Born Rainford Hugh Perry in 1936, Perry moved from a small Jamaican village to the big city of Kingston, where he was hired as a runner, bouncer, talent scout and uncredited songwriter and arranger at Clement “Coxsone” Dodd's legendary Studio One. Perry earned his nickname from his first hit single, 1965's “Chicken Scratch,” which was released almost six years after his first record, Old for New (1959).
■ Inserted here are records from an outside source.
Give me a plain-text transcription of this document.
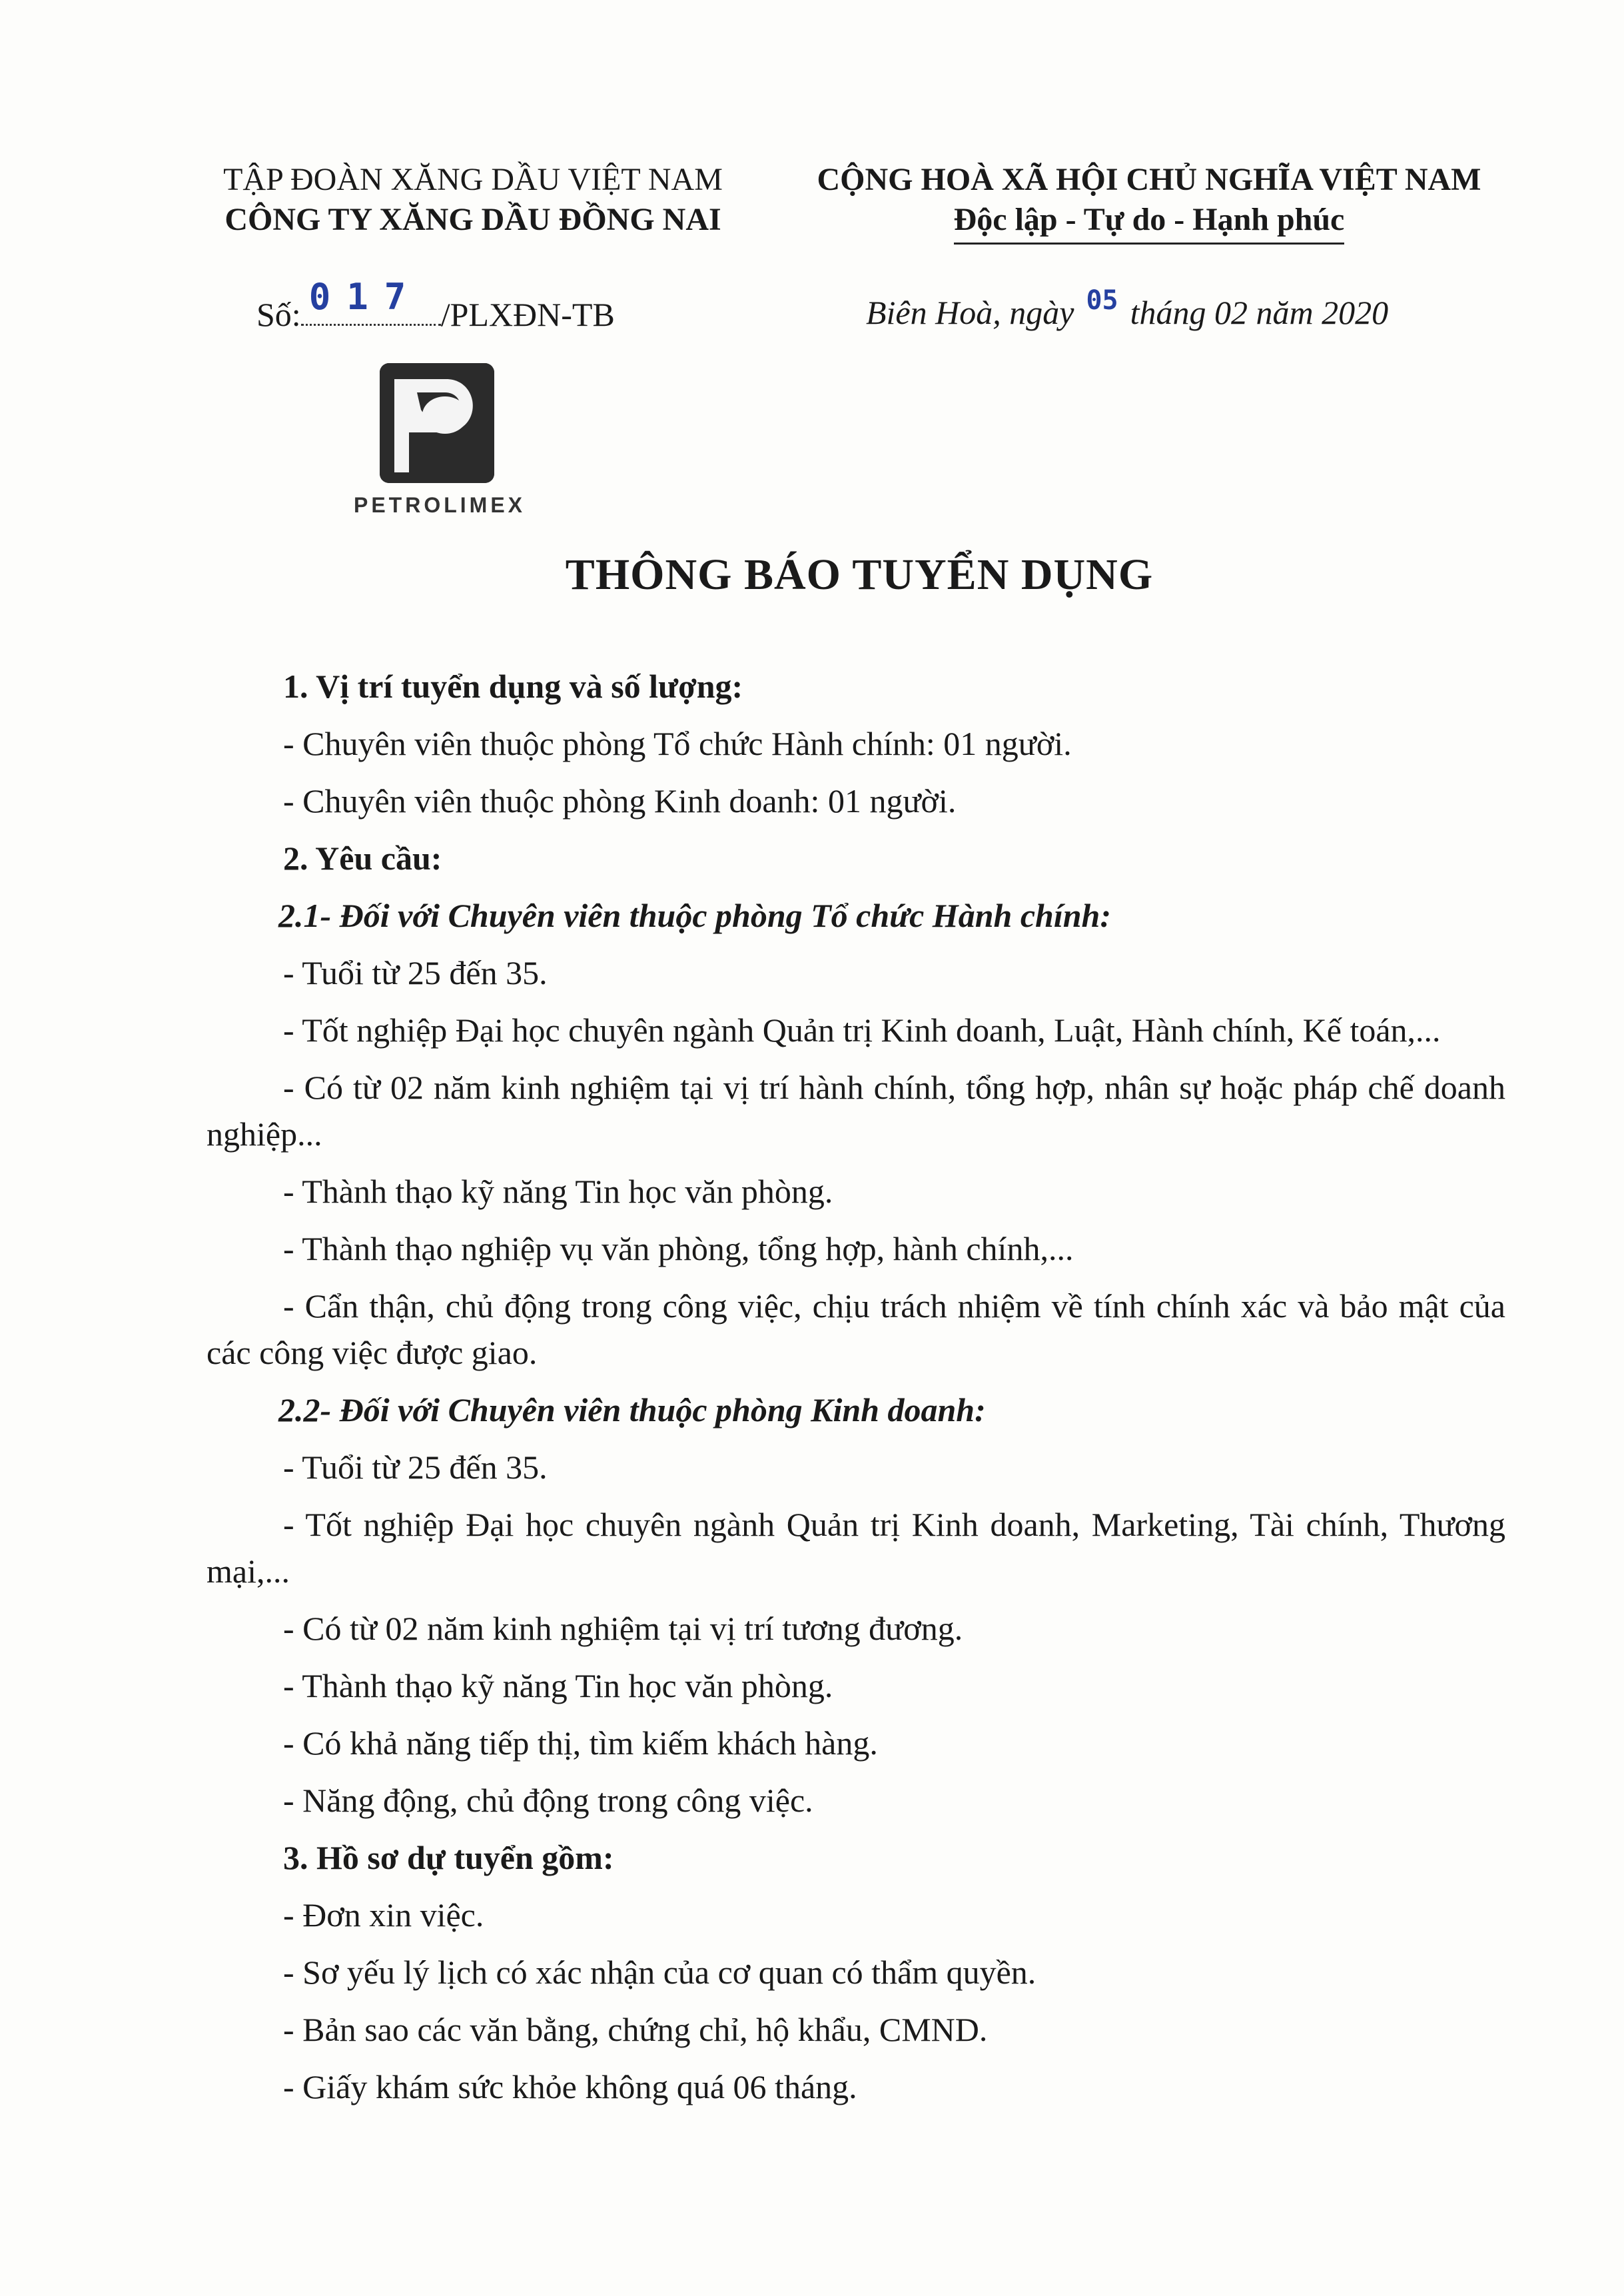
TẬP ĐOÀN XĂNG DẦU VIỆT NAM
CÔNG TY XĂNG DẦU ĐỒNG NAI
CỘNG HOÀ XÃ HỘI CHỦ NGHĨA VIỆT NAM
Độc lập - Tự do - Hạnh phúc
Số: 017 /PLXĐN-TB	Biên Hoà, ngày $^{05}$ tháng 02 năm 2020
PETROLIMEX
THÔNG BÁO TUYỂN DỤNG
1. Vị trí tuyển dụng và số lượng:
- Chuyên viên thuộc phòng Tổ chức Hành chính: 01 người.
- Chuyên viên thuộc phòng Kinh doanh: 01 người.
2. Yêu cầu:
2.1- Đối với Chuyên viên thuộc phòng Tổ chức Hành chính:
- Tuổi từ 25 đến 35.
- Tốt nghiệp Đại học chuyên ngành Quản trị Kinh doanh, Luật, Hành chính, Kế toán,...
- Có từ 02 năm kinh nghiệm tại vị trí hành chính, tổng hợp, nhân sự hoặc pháp chế doanh nghiệp...
- Thành thạo kỹ năng Tin học văn phòng.
- Thành thạo nghiệp vụ văn phòng, tổng hợp, hành chính,...
- Cẩn thận, chủ động trong công việc, chịu trách nhiệm về tính chính xác và bảo mật của các công việc được giao.
2.2- Đối với Chuyên viên thuộc phòng Kinh doanh:
- Tuổi từ 25 đến 35.
- Tốt nghiệp Đại học chuyên ngành Quản trị Kinh doanh, Marketing, Tài chính, Thương mại,...
- Có từ 02 năm kinh nghiệm tại vị trí tương đương.
- Thành thạo kỹ năng Tin học văn phòng.
- Có khả năng tiếp thị, tìm kiếm khách hàng.
- Năng động, chủ động trong công việc.
3. Hồ sơ dự tuyển gồm:
- Đơn xin việc.
- Sơ yếu lý lịch có xác nhận của cơ quan có thẩm quyền.
- Bản sao các văn bằng, chứng chỉ, hộ khẩu, CMND.
- Giấy khám sức khỏe không quá 06 tháng.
In 1966, Perry left Dodd for Joe Gibb's Amalgamated label, promptly releasing “I Am the Upsetter,” which dissed Dodd and earned Perry yet another nickname: The Upsetter. At Amalgamated, Perry, with the aid of Clancy Eccles, created the loping, bass-heavy “riddim” that is reggae's signature (as opposed to the frenetic ska rhythms popular at the time). Those loaded riddims, which redefined Jamaican music, first appeared on Perry-produced tracks such as The Pioneers' “Long Shot.” Perry described this sound as “stepping in glue.”

In 1968, Perry left Amalgamated and founded Black Ark studios, the Upsetter label and a band of the same name. His first release, 1968's People Funny Boy (which used tape loop “samples” of The Pioneers' “Long Shot”), took aim at Gibb and established Perry as a unique force in Jamaican music. When his song “Return of the Django” hit the British charts in '69, Perry and The Upsetters became the first reggae band to tour the UK, taking reggae out of Jamaica and into the world.

At Black Ark in the '70s, recording on a Teac 4-track, Perry developed Marley's distinctive rootsy sound and produced classics such as 1976's War Ina Babylon (Mango) by Max Romeo and The Upsetters, 1977's Police and Thieves (Mango) by Junior Murvin (which The Clash covered on their first album that same year) and The Congos' Heart of the Congos (Blood and Fire, 1977). The studio was also the womb from which Perry's classic LPs Super Ape (Island, 1976) and Blackboard Jungle Dub (Clock Tower, 1980) were born.

Under increasing pressure, Perry reportedly burned down his studio in 1979, leading to claims that he'd flipped his lid. He relocated to Europe and went on to record Time Boom X De Devil Dead (On U Sound,1987) with Adrian Sherwood, and to collaborate with Mad Professor. This year, he released Jamaican E.T. (Sanctuary/Trojan).

Bob Marley called Perry a genius, and the influence of his groundbreaking recordings continues to this day. Genius or madman, Perry and his densely layered sounds, eccentric and hilarious samples, and constant search for novelty created the sound that has influenced generations of reggae, dub and electronic artists.